Cet exemple montre assez que la culture, d'abord simple milieu, lacune ignorée, devient chez l'animal, à la faveur du dressage, pure négation par elle-même de l'animalité : c'est une fission qui entraîne la bête au-dessus et au-dessous de son niveau familier, la haussant vers une compréhension impossible pendant que son intelligence égarée s'effondre dans l'hébétement. Par elle, rien n'est donné : quelque chose est ôté ; sans atteindre jamais à la scissiparité réflexive, l'immédiat du vécu est fêlé, contesté. Par rien : donc nul espoir de médiation; une ombre de distance sépare la vie d'elle-même, rend la nature moins naturelle. Du coup, l'immanence tranquille se change en présence à soi. Cette transformation n'est jamais achevée : c'est un mouvement pur mais cette contestation renouvelée, cette implantation de l'humain comme possibilité refusée se traduit par une jouissance : le chien se sent vivre, il s'ennuie ; l'ennui, c'est la vie dégustée comme impossibilité de devenir homme et comme effondrement perpétuel du désir de se transcender vers l'humain. Bref, les petits monstres forgés par le Roi de la Nature connaissent des moments privilégiés où les besoins, assouvis, cessent de les contraindre et de les justifier ; alors, si la vie, par cette distanciation qui n'est pas même présence à soi, jouit d'elle-même à la fois comme limite négative des pouvoirs animaux et comme insouciance ruinant par en dessous une vague entreprise douloureusement impossible, chaque instant vécu se ressent comme restitution – par incapacité provoquant l'oubli – de la pure contingence, c'est-à-dire de l'existence dépourvue d'objectif.

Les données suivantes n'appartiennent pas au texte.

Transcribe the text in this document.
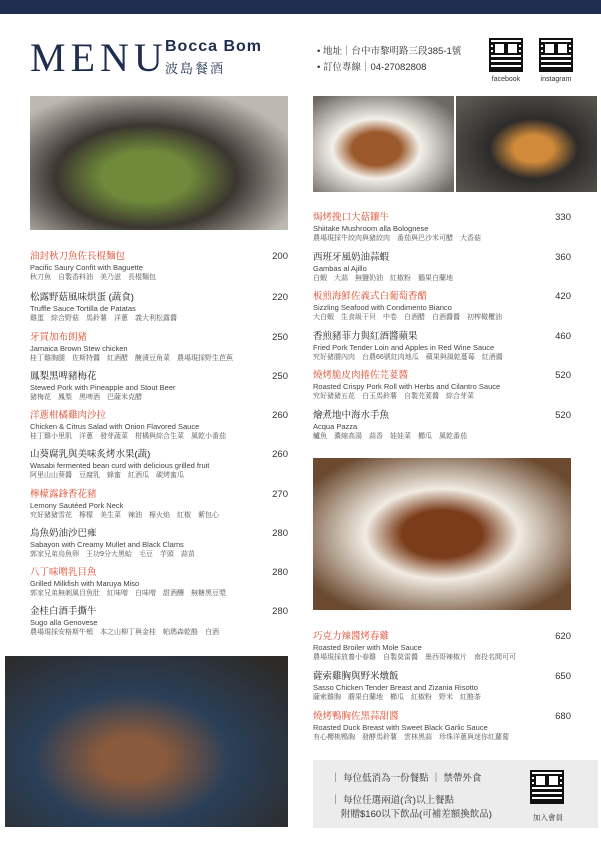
MENU
Bocca Bom
波島餐酒
• 地址｜台中市黎明路三段385-1號
• 訂位專線｜04-27082808
facebook	instagram
油封秋刀魚佐長棍麵包
Pacific Saury Confit with Baguette
秋刀魚　自製香料油　美乃滋　長棍麵包
200
松露野菇風味烘蛋 (蔬食)
Truffle Sauce Tortilla de Patatas
雞蛋　綜合野菇　馬鈴薯　洋蔥　義大利松露醬
220
牙買加布朗豬
Jamaica Brown Stew chicken
桂丁雞胸腿　佐斯特醬　紅酒醋　醃漬豆角菜　農場現採野生芭蕉
250
鳳梨黑啤豬梅花
Stewed Pork with Pineapple and Stout Beer
豬梅花　鳳梨　黑啤酒　巴薩米克醋
250
洋蔥柑橘雞肉沙拉
Chicken & Citrus Salad with Onion Flavored Sauce
桂丁雞小里肌　洋蔥　發芽蔬菜　柑橘與綜合生菜　風乾小番茄
260
山葵腐乳與美味炙烤水果(蔬)
Wasabi fermented bean curd with delicious grilled fruit
阿里山山葵醬　豆腐乳　蜂蜜　紅酒瓜　碳烤蜜瓜
260
檸檬露鋒香花豬
Lemony Sautéed Pork Neck
究好豬豬雪花　檸檬　美生菜　辣油　檸火焰　紅椒　紫包心
270
烏魚奶油沙巴雍
Sabayon with Creamy Mullet and Black Clams
郭家兄弟烏魚卵　王功9分大黑蛤　毛豆　芋頭　蒜苗
280
八丁味噌乳目魚
Grilled Milkfish with Maruya Miso
郭家兄弟無刺風目魚肚　紅味噌　白味噌　甜酒釀　無糖黑豆漿
280
金桂白酒手撕牛
Sugo alla Genovese
農場現採安格斯牛頰　本之山柳丁與金桂　帕瑪森乾酪　白酒
280
焗烤挽口大菇鑲牛
Shiitake Mushroom alla Bolognese
農場現採牛絞肉與豬絞肉　番茄與巴沙米可醋　大香菇
330
西班牙風奶油蒜蝦
Gambas al Ajillo
白蝦　大蒜　無鹽奶油　紅椒粉　鵝果白蘭地
360
板煎海鮮佐義式白葡萄香醋
Sizzling Seafood with Condimento Bianco
大白蝦　生食級干貝　中卷　白酒醋　白酒醬醬　初榨橄欖油
420
香煎豬菲力與紅酒醬蘋果
Fried Pork Tender Loin and Apples in Red Wine Sauce
究好豬腰內肉　台農66號紅肉地瓜　蘋果與風乾蔓莓　紅酒醬
460
燒烤脆皮肉捲佐芫荽醬
Roasted Crispy Pork Roll with Herbs and Cilantro Sauce
究好豬豬五花　白玉馬鈴薯　自製芫荽醬　綜合芽菜
520
燴煮地中海水手魚
Acqua Pazza
鱸魚　濃縮高湯　蒜香　娃娃菜　櫛瓜　風乾番茄
520
巧克力辣醬烤春雞
Roasted Broiler with Mole Sauce
農場現採放養小春雞　自製莫雷醬　墨西哥辣椒片　南投名間可可
620
薩索雞胸與野米燉飯
Sasso Chicken Tender Breast and Zizania Risotto
薩索雞胸　蘑果白蘭地　櫛瓜　紅椒粉　野米　紅酪茶
650
燒烤鴨胸佐黑蒜甜醬
Roasted Duck Breast with Sweet Black Garlic Sauce
有心櫻桃鴨胸　發酵馬鈴薯　雲林黑蒜　珍珠洋蔥與迷你紅蘿蔔
680
｜ 每位低消為一份餐點 ｜ 禁帶外食
｜ 每位任選兩道(含)以上餐點
附贈$160以下飲品(可補差額換飲品)	加入會員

Et cette contingence, au lieu d'être la simple structure permanente du vécu, jouit d'elle-même comme d'un sens, elle est à soi seule la condition animale et la fade intuition de celle-ci comme succession sans but d'états interchangeables et toujours différents. Sans la culture, l'animal ne s'ennuierait pas : il vivrait, c'est tout. Hanté par cette absence, il vit l'impossibilité de se dépasser comme rechute oublieuse dans l'animalité ; la nature se découvre par la résignation. L'ennui de vivre est une conséquence de l'oppression des bêtes par l'homme ; c'est la nature se saisissant comme terme absurde d'un processus limitatif au lieu de se réaliser comme spontanéité biologique.